The most common locations for head and neck cancers—almost half of all cases—are the mouth and throat
(oral cavity and oropharynx). About a third are in the larynx.
These cancers and their treatment can have serious results because they tend to involve the upper digestive
tract and the upper respiratory tract, these tumors can interfere with eating and breathing. Laryngeal cancer
directly affects speech.
Several sensory functions are located here—vision, hearing, smel1 and taste—and the loss or malfunction of
any of them is significant.
Successful treatment must, therefore, not only include an attempt to eradicate all the cancer but also take
into account:
• The need for adequate function—swallowing, eating, speech—after treatment.
• A satisfactory cosmetic result. It is as important to consider reconstruction, rehabilitation and prostheses as it
is to achieve an adequate surgical removal.
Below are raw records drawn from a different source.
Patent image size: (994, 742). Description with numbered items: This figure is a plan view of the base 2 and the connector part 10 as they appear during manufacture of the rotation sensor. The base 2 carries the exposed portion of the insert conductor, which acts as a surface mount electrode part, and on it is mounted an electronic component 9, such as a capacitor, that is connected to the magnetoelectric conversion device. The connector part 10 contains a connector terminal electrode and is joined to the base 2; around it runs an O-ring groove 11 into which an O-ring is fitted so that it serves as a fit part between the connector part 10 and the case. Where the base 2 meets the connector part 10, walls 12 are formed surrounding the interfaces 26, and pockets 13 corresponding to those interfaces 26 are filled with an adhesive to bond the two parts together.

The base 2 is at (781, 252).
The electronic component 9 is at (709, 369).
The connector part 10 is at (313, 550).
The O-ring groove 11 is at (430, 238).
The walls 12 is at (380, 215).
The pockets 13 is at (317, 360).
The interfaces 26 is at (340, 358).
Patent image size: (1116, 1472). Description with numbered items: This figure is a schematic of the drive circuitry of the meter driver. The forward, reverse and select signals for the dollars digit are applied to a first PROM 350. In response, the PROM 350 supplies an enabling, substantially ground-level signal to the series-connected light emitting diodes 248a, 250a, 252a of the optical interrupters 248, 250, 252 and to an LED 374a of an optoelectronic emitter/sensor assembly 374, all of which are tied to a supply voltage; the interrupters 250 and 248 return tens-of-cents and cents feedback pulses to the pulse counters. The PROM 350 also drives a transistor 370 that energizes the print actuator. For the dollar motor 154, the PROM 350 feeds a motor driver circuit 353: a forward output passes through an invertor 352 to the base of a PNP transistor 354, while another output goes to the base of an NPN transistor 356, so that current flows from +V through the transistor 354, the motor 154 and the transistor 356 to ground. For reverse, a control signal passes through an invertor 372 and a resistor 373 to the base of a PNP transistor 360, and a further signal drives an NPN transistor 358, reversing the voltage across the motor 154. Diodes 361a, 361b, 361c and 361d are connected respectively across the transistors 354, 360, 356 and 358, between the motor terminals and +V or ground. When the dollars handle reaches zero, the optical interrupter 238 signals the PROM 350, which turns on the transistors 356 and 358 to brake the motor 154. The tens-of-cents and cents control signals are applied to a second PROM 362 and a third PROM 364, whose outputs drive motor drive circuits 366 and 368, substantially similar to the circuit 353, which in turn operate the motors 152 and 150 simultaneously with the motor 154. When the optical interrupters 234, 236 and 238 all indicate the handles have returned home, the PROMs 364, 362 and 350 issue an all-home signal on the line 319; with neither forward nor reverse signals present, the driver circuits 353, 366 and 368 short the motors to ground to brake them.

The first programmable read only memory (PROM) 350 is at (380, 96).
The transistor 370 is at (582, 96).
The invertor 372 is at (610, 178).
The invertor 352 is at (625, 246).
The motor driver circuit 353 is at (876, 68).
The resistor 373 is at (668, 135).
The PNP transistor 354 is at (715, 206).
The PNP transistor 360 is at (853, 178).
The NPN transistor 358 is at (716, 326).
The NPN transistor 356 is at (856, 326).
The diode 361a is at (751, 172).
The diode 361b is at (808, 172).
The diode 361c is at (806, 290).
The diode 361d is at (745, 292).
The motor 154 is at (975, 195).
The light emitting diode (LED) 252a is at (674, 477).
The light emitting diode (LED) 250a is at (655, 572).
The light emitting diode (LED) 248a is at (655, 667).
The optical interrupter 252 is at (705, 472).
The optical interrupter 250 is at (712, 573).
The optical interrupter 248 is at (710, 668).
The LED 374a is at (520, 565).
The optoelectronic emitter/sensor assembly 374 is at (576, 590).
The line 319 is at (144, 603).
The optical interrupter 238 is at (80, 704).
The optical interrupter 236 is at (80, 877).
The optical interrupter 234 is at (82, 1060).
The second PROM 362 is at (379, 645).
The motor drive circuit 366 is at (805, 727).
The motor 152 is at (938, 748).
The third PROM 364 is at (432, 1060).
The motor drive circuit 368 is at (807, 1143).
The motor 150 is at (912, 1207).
In general, cancers of the head and neck are treated with surgery or radiotherapy or both. Because of the effect of surgery on normal function, radiotherapy may be recommended as the primary method to treat a given cancer.
Of course radiotherapy is not always successful, and surgery must then be used, if possible, to treat those patients who fail to be cured. There are important points to remember in this regard. First, the patient should be followed by the surgeon and the radiation oncologist to ensure that a failure of treatment is identified as soon as possible, so further therapy can be initiated.